SINARBANTEN.COM, Serang – Sebelum memasuki bulan Ramadhan, sudah ada larangan mudik yang dikeluarkan oleh Badan Kepegawaian dan Pengembangan Sumber Daya Manusia (BKPSDM) Kota Serang bagi aparatur sipil negara (ASN) di kota Serang.

BKPSDM Kota Serang akan memberikan sanksi kepada ASN yang melanggar larangan mudik, di antaranya dinonaktifkan dari jabatannya dan diberhentikan secara tidak hormat.

“ASN yang melanggar atau bepergian keluar daerah atau mudik akan dijatuhi hukuman disiplin sesuai ketentuan terkait PP 53 tentang disiplin ASN dan mekanismenya ada di situ.
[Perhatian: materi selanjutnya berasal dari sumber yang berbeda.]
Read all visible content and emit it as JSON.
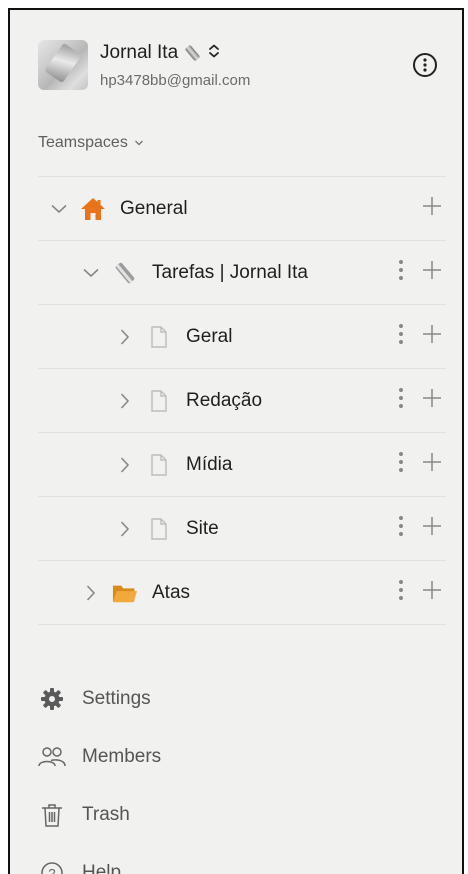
{
  "account": {
    "name": "Jornal Ita",
    "email": "hp3478bb@gmail.com"
  },
  "teamspaces_label": "Teamspaces",
  "tree": {
    "general": {
      "label": "General"
    },
    "tarefas": {
      "label": "Tarefas | Jornal Ita"
    },
    "pages": [
      {
        "label": "Geral"
      },
      {
        "label": "Redação"
      },
      {
        "label": "Mídia"
      },
      {
        "label": "Site"
      }
    ],
    "atas": {
      "label": "Atas"
    }
  },
  "menu": {
    "settings": "Settings",
    "members": "Members",
    "trash": "Trash",
    "help": "Help"
  },
  "colors": {
    "background": "#f1f1ef",
    "home_icon": "#e8731a",
    "folder_icon": "#f2a93b"
  }
}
Ada hukuman ringan, sedang, dan berat,” ungkap Kepala BKPSDM Kota Serang Ritadi B. Muhsinun di Serang, Jumat (1/5/2020).

Apabila ditemukan ASN yang memaksa mudik dan tanpa izin kemudian berdampak pada instansi pemerintah serta masyarakat, akan dijatuhi sanksi kategori berat berupa pemberhentian secara tidak hormat atau bisa berupa diturunkan pangkatnya,” tambahnya.

Ritadi menjelaskan, untuk hukuman kategori sedang berupa penurunan jabatan setingkat lebih rendah, sedangkan hukuman ringan, diberikan teguran atau surat tertulis.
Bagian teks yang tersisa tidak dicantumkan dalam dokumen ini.